The hospital boss, who is putting together a package to make the Free a Foundation Trust, taking it out of NHS control, said the beds lost in a cost-cutting exercise would not be reopened if the Foundation bid was successful.
The hospital also closed Queen Mary’s a specialist stroke unit, which will not re-open if the trust wins Foundation status. The hospital’s bed capacity at the moment is around 900 – 200 less than it could be.
Mr Way said: “The wards will stay closed. We can only afford to keep open what we have at the moment, and there is no point in doing any extra work if Primary Care Trusts will not fund it.”
The hospital published on Monday an outline for patients and staff of what Foundation status would mean. Foundation hospitals have freedom to borrow cash for capital projects privately, set employment terms and decide which disciplines they wanted to specialise in.
But it also means running the hospital like a private company and despite being crippled by a £10.5m debt just 18 months ago, Mr Way expects the Free to get Foundation status in October.

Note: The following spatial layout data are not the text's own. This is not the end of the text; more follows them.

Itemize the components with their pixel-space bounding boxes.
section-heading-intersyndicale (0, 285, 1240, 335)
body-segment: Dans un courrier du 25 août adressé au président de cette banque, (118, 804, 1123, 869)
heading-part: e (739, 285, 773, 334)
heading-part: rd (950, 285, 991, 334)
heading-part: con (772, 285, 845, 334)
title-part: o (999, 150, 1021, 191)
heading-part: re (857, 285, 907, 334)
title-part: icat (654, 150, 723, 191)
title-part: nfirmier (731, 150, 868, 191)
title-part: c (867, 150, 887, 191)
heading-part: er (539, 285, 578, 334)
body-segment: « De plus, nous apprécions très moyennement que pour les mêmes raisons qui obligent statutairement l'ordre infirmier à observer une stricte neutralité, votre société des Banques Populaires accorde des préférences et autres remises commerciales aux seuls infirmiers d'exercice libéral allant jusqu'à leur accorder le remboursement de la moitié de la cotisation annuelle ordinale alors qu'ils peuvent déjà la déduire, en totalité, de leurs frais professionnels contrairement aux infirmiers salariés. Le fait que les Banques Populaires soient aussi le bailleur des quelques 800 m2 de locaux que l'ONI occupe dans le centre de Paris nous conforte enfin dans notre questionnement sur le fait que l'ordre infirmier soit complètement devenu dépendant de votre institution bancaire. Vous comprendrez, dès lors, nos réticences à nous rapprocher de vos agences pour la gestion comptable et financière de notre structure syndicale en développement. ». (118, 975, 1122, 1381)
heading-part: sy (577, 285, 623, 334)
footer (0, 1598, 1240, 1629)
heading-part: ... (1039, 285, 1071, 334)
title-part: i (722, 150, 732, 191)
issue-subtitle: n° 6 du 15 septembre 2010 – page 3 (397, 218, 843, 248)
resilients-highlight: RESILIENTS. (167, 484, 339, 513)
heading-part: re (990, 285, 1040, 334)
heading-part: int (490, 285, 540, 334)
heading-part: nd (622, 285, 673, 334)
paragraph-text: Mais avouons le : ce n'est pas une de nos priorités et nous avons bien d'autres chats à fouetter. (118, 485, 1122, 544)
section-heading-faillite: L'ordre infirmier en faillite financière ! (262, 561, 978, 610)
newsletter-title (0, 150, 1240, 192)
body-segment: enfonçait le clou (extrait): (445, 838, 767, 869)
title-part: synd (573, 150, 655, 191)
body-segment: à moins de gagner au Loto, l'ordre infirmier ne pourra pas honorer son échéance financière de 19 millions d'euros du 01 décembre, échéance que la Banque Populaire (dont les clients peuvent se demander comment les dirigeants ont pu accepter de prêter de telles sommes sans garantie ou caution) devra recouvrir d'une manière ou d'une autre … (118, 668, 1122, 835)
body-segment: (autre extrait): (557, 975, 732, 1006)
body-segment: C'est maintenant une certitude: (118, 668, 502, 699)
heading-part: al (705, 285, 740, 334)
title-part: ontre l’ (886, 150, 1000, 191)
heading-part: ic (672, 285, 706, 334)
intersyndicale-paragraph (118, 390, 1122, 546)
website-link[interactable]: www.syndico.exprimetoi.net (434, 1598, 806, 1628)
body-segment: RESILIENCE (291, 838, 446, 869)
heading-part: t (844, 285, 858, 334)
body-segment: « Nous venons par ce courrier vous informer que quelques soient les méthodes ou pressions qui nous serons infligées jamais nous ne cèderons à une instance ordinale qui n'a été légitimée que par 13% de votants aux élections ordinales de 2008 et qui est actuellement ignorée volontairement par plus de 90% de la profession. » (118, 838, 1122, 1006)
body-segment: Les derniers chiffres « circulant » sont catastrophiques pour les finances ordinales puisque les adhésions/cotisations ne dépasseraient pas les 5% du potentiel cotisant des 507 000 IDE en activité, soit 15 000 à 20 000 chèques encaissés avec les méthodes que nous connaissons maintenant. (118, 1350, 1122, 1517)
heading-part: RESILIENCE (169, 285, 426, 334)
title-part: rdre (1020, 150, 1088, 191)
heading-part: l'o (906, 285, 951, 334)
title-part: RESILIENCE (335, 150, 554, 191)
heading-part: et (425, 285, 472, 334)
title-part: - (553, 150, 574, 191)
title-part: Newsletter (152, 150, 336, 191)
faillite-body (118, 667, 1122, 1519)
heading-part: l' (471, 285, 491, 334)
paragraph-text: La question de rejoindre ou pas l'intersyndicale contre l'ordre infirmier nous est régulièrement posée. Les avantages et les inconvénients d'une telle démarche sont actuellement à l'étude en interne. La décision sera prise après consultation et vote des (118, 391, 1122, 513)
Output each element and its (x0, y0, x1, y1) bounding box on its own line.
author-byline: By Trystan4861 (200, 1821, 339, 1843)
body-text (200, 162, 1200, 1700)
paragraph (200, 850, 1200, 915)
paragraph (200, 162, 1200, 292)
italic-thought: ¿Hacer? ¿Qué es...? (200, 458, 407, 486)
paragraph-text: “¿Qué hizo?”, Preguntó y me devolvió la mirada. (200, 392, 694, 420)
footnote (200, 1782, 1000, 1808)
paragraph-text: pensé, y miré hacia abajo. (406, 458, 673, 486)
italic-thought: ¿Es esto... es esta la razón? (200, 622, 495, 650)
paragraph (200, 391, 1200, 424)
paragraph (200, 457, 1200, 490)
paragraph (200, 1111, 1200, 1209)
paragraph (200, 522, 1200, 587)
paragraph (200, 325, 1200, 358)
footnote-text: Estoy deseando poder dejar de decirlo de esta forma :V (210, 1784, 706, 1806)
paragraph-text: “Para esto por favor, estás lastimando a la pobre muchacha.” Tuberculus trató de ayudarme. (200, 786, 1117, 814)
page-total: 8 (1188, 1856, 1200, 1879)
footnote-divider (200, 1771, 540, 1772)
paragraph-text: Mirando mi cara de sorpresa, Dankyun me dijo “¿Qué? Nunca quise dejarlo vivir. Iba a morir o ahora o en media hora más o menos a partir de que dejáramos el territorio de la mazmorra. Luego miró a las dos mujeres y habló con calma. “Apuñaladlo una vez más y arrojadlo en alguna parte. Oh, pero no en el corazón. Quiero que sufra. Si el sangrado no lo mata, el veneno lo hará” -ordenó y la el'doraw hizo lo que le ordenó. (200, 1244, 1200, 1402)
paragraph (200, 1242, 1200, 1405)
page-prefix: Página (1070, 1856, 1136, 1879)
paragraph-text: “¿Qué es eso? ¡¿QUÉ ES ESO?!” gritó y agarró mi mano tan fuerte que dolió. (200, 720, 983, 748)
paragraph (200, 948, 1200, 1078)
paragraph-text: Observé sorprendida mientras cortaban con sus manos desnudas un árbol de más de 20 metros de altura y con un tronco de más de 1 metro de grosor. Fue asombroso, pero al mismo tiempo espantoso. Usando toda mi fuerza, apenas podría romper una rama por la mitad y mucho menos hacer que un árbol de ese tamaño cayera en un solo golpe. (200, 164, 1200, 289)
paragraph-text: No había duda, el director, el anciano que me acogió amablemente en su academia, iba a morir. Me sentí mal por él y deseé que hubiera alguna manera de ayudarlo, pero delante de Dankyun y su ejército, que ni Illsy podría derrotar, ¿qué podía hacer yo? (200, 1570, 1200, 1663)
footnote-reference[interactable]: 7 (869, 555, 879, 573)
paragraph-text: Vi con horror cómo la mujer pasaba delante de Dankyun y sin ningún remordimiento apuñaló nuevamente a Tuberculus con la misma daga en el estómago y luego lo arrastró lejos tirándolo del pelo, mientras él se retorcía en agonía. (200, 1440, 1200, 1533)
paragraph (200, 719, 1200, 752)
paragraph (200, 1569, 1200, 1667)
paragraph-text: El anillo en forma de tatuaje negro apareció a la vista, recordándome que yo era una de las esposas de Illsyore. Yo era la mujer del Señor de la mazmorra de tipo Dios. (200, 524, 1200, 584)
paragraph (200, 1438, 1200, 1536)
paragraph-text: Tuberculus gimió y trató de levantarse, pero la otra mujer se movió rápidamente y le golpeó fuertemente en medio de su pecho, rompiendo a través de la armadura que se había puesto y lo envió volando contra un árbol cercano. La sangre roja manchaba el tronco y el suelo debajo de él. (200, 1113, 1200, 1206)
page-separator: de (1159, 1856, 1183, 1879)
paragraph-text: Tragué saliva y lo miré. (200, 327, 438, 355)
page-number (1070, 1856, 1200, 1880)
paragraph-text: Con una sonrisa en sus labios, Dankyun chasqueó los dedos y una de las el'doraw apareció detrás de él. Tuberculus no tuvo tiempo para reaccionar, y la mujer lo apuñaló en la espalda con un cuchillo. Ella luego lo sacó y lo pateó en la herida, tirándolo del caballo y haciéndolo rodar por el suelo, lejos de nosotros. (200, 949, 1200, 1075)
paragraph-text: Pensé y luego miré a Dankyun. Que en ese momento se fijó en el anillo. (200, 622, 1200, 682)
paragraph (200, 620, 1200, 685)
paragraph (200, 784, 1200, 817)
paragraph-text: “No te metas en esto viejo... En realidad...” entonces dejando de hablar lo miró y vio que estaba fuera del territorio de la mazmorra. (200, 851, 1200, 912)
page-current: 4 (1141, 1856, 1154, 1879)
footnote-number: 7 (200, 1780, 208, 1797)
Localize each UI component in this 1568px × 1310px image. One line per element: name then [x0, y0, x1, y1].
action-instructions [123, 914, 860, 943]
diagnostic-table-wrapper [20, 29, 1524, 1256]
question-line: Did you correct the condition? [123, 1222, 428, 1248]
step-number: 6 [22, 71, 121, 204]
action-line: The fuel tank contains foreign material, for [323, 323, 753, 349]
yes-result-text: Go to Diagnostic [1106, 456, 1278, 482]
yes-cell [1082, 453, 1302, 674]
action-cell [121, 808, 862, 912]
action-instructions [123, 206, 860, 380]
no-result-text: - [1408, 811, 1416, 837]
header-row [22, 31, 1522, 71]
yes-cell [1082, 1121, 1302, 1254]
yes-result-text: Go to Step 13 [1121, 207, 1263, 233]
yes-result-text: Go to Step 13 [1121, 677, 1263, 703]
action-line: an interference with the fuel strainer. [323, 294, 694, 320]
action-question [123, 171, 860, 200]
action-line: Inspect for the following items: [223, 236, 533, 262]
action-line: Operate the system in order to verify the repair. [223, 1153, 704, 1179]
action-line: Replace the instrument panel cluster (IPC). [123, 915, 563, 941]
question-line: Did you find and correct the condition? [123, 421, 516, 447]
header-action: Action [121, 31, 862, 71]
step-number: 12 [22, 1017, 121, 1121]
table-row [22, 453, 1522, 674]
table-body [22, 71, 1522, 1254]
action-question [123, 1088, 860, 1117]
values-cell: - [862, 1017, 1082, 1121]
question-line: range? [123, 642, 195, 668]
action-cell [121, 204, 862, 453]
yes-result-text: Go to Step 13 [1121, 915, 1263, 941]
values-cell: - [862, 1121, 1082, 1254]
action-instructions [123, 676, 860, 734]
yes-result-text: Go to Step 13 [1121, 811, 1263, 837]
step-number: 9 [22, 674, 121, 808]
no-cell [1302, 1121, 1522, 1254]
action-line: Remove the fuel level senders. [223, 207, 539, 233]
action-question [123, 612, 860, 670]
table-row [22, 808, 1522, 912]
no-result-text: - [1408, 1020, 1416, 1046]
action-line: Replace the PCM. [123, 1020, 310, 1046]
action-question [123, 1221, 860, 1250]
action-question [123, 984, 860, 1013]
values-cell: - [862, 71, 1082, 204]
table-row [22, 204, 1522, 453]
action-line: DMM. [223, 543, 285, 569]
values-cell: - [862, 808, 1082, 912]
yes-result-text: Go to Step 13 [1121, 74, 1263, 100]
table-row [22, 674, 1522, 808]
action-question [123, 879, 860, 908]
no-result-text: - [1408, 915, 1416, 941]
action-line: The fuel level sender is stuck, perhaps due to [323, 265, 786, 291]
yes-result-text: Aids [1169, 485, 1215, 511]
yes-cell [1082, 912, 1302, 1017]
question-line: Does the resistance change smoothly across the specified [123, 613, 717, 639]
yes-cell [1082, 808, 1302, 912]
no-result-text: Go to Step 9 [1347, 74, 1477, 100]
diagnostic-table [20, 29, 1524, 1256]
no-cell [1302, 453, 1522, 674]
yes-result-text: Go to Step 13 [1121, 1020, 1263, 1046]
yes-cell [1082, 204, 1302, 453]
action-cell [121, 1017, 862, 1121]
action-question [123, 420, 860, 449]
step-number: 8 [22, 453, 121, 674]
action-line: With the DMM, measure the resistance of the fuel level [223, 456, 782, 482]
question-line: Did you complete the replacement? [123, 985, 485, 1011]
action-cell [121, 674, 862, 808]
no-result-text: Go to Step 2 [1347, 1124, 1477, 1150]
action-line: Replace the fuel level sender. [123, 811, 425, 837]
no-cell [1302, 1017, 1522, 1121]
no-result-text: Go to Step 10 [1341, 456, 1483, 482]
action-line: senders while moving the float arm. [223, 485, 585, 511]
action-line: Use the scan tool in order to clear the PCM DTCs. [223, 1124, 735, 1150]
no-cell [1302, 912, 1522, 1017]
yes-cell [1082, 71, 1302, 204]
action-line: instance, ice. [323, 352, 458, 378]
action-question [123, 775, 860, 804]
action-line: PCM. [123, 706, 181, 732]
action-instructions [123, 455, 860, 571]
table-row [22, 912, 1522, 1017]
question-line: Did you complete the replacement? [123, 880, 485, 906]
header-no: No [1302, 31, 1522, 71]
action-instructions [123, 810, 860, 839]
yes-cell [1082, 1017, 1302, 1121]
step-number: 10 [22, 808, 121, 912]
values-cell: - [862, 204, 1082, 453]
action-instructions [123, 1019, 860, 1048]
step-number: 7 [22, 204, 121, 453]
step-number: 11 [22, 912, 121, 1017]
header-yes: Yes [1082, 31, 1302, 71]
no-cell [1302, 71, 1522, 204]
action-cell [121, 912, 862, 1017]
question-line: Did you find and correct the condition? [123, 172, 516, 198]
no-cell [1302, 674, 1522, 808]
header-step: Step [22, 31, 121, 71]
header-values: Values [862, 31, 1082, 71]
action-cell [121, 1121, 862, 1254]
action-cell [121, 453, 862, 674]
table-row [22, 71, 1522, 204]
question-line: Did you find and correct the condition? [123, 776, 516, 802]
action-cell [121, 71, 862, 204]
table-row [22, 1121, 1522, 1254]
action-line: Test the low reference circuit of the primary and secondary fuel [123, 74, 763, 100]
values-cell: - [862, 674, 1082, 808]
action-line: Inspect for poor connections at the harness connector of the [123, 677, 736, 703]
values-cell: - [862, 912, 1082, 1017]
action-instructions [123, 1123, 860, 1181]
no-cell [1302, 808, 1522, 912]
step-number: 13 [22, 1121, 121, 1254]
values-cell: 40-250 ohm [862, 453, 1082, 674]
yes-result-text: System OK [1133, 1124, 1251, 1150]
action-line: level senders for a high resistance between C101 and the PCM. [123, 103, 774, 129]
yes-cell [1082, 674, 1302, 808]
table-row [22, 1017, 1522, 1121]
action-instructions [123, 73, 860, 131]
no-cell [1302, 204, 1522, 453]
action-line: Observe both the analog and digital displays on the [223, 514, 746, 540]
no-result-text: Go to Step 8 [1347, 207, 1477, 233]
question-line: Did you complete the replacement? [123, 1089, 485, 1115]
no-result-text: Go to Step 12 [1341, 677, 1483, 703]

Monitor, the government health watchdog responsible for pouring over the Free’s budgets to make sure they are financially healthy, will make a decision based on a final bid made in July. Mr Way believes a stumbling block might be the massive debts they are owed by PCTs across London.
In 2006, the figure was around £30m and is projected to be around £16m this year.
He continued: “We do work for PCTs that are slow payers. We can’t blame just one – it’s right across London and we need to improve our ability to collect our debts.”
Camden’s PCT – and nearly 30 per cent of all patients at the Free are from Camden – does not have a debt with the Free.
Fears that Foundation Trusts can offer better wages than other hospitals and produce a ‘brain-drain’ effect creaming off top staff, were dismissed by Mr Way. He said salary rates would remain similar to other, comparable hospitals.
He said: “If you speak to NHS staff, money is not the main reason for choosing their job. Staff like a pleasant environment, and they think about how patients are looked after. They want good team work and good morale. These are the things we want to do well.
“We would not want to attract staff at the risk of other organisation, and it is unlikely we will introduce a new set of salary rates.”
Labour’s Hampstead and Highgate MP Glenda Jackson has criticised the creation of foundation hospitals, saying it creates a two-tier health service. Mr Way said the current system of PCTs buying services meant hospitals were already in competition with one another.
He said: “It does not change the position we are in. Foundation Trusts is government policy, and I cannot comment on government policy, but I will say we are in competition at the moment.”
Mr Way added he hoped to persuade more families to have their children born at the hospital.
He said: “We can expand our labour unit – we have space for another 200-300 births a year and we hope that will happen.”